Everything is a theory until people pay for it, but there may be things happening today that are good indicators people will pay you tomorrow.

Note: People telling you they like your idea or product is not one of them.

Relevant signals include things you can measure, like:

  • Daily active users (DAUs) on a free or freemium product

  • Referrals and introductions to others in your target market

  • Conversions at the top of your funnel (e.g. downloads or subscribes) that you can nurture towards the bottom of your funnel

  • Time spent viewing your content, or

  • Requests for beta access

The important piece for your company is to map how you will turn these signals into actual revenue. E.g. We’ll use a landing page to get 100 requests for early access, run email campaigns and individual outreach when it’s available, and then charge each user $10/mo to join.

Using the OKRs framework can help you break down big ideas into small action steps. I’m happy to help you through this if you like. I’ll have a separate post on OKRs later.

Honorable Mention

One of the most important things for your company is choosing your co-founder(s). This will largely dictate whether you will succeed or fail, and how the next however many years of your life are going to go.

It deserves a post all it’s own, but if you find a person with complementary skills, who you can trust, who you can experience both your lowest and your highest moments with, then your company is starting off on the right track.

You may actually be on the path to success even if people aren’t paying you yet — and in fact it’s crucial for you to check.
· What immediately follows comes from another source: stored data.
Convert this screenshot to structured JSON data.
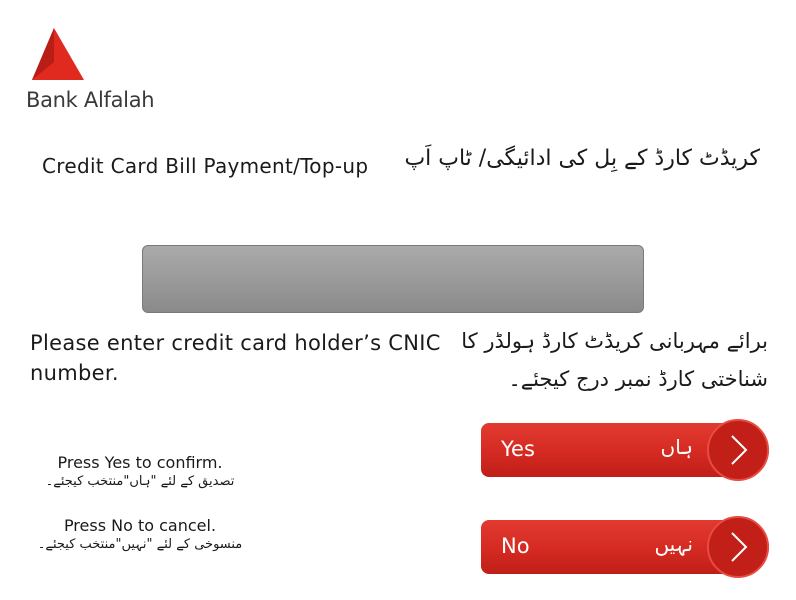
{
  "brand": {
    "name": "Bank Alfalah",
    "logo_icon": "alfalah-triangle-logo",
    "logo_color": "#e0291f"
  },
  "screen": {
    "title_en": "Credit Card Bill Payment/Top-up",
    "title_ur": "کریڈٹ کارڈ کے بِل کی ادائیگی/ ٹاپ اَپ"
  },
  "input": {
    "value": ""
  },
  "prompt": {
    "en": "Please enter credit card holder’s CNIC number.",
    "ur": "برائے مہربانی کریڈٹ کارڈ ہولڈر کا شناختی کارڈ نمبر درج کیجئے۔"
  },
  "hints": {
    "yes_en": "Press Yes to confirm.",
    "yes_ur": "تصدیق کے لئے \"ہاں\"منتخب کیجئے۔",
    "no_en": "Press No to cancel.",
    "no_ur": "منسوخی کے لئے \"نہیں\"منتخب کیجئے۔"
  },
  "buttons": {
    "yes": {
      "label_en": "Yes",
      "label_ur": "ہاں",
      "icon": "chevron-right-icon"
    },
    "no": {
      "label_en": "No",
      "label_ur": "نہیں",
      "icon": "chevron-right-icon"
    },
    "color": "#d42a22"
  }
}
Asking these 3 big questions and solidifying your founding team will help you do that.

If you are on the right path, great. If not, it’s still early enough that you can pivot and find your way.

Hi, I’m Kenneth Burke. 👋 As a Marketing VP, I led our bootstrapped startup from $0 to $20M and an acquisition. Now I help startup founders achieve product-market fit, so you can remove the guesswork from growth.

I post stories, advice, and frameworks weekly here on #BurkeBits, and share content more often across LinkedIn, TikTok, YouTube, and Instagram. If that sounds interesting, subscribe, email me at [email protected] with your current challenge, and share this with another builder.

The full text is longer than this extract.